Ia juga mengungkapkan kekagumannya pada mereka yang bergabung dalam organisasi mahasiswa, yang ia bilang terlihat lebih matang dari mahasiswa yang sekedar tahu teori dari baca buku saja.
Atau gaya tulisan Andy F Noya, yang menceritakan kisah-kisah orang inspiratif dari tamu-tamunya di acara Kick Andy.
Katanya, kita selalu menunda untuk memberi. Merasa kurang tepat, atau merasa belum cukup kaya untuk sedikit menyisihkan sebagian uang membantu saudara-saudara yang butuh uluran tangan. Memang.
Beda cerita dengan Pandji Pragiwaksono yang menulis surat untuk anak-anak muda yang penuh rasa pesimis dengan kondisi Indonesia sekarang. “Salahkan pemudanya, sebagai motor perubahan, yang terlalu larut dalam keraguan”.

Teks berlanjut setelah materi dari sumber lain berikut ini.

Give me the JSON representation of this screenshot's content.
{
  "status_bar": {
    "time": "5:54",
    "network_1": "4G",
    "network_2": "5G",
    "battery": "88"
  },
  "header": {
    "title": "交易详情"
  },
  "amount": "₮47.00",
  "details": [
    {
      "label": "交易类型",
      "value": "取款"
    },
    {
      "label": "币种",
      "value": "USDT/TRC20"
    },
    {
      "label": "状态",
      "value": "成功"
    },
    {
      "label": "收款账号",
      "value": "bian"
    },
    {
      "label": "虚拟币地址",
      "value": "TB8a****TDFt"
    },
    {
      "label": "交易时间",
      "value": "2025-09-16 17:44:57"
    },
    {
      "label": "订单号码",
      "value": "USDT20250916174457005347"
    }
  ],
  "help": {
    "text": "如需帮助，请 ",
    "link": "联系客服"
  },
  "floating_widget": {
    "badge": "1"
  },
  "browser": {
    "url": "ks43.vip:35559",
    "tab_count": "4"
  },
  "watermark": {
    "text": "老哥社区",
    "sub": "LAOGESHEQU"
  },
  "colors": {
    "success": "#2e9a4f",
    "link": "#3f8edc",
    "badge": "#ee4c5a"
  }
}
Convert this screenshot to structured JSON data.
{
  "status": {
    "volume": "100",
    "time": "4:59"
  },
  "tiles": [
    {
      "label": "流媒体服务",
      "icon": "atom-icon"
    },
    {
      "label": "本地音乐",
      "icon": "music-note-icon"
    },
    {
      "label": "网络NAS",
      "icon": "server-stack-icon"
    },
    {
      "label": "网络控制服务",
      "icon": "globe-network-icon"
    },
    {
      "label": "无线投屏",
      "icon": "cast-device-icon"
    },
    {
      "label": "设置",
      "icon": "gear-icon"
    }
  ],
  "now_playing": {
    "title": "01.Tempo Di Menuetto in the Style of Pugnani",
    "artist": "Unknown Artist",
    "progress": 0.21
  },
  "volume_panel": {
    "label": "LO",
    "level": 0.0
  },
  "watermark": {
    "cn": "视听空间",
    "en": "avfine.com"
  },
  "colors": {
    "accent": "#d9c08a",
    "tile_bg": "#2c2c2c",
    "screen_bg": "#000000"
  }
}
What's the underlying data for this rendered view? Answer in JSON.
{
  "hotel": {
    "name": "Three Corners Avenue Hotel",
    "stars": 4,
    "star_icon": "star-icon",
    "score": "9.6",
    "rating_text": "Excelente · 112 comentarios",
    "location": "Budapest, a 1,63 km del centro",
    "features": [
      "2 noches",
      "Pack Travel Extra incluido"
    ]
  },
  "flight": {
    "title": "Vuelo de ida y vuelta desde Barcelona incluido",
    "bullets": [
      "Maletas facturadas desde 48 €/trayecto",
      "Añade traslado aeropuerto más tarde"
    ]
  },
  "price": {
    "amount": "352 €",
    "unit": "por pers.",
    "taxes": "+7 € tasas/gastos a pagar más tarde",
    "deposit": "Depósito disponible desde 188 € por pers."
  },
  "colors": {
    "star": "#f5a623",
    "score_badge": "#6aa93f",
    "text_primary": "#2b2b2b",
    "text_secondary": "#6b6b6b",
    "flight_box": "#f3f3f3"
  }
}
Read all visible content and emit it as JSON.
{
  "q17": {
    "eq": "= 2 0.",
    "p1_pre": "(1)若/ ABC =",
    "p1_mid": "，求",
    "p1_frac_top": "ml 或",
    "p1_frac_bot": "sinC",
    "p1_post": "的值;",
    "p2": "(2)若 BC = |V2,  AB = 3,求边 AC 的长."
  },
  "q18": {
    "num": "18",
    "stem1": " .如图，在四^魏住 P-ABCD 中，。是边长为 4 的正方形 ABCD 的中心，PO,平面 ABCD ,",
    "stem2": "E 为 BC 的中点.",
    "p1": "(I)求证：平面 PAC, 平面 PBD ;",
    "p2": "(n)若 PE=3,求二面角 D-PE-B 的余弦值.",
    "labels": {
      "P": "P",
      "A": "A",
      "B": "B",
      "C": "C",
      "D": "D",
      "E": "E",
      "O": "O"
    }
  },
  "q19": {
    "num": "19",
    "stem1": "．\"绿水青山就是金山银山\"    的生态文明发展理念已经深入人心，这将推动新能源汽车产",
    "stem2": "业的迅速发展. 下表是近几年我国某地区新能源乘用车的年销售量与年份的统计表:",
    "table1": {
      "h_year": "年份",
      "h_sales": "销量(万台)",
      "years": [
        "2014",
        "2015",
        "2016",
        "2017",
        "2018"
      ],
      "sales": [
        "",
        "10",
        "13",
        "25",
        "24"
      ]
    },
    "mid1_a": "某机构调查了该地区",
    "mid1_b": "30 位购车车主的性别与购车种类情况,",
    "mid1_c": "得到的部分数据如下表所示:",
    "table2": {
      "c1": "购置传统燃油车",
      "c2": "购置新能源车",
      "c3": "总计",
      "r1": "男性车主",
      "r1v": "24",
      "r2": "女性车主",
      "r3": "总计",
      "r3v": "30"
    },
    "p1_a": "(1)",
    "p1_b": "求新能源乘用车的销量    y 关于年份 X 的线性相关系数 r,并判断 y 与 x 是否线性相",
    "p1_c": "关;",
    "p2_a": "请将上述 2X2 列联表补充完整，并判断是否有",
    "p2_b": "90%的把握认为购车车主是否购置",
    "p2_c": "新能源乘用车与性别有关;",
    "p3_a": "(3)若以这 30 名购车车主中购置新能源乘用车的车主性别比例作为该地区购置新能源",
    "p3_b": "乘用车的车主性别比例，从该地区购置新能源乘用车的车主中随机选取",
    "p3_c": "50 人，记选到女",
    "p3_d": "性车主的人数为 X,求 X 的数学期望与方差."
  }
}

Tak sampai dua ratus karakter. To the point dan lugas. Intinya, ia muak dengan rasa pesimis anak muda Indonesia saat ini.
Buku ini bisa dibaca dengan santai. Muatannya, pesan-pesan positif untuk Indonesia yang lebih baik. Tak perlu butuh waktu lama melahap semua surat-suratnya.
Meski 411 halaman, kita tak akan kecewa menyelami ke-Menjadi Indonesia-annya ‘pemimpin-pemimpin’ ini. Apalagi ada beberapa ‘pemimpin’ menuliskan suratnya dengan tulisan tangan. Secara psikologis, kita akan merasa lebih dekat dengan si ‘pemimpin’.
Untuk memudahkan kita, surat-surat ini dikategorikan dalam sepuluh judul sesuai arah tulisan masing-masing yang kebetulan sama.
Tapi, saya kecewa dengan proses pembuatan buku yang tak rapi. Pengantar dan prolog buku ini masih sama dengan buku terbitan pertama. Sementara buku ini dilahirkan KEM Menjadi Indonesia 2013.
Seharusnya pengantar dan prolognya diperbaharui agar kita lebih mengetahui bagaimana kondisi KEM terbaru.
Nah, sudahkah kita ‘Menjadi Indonesia’?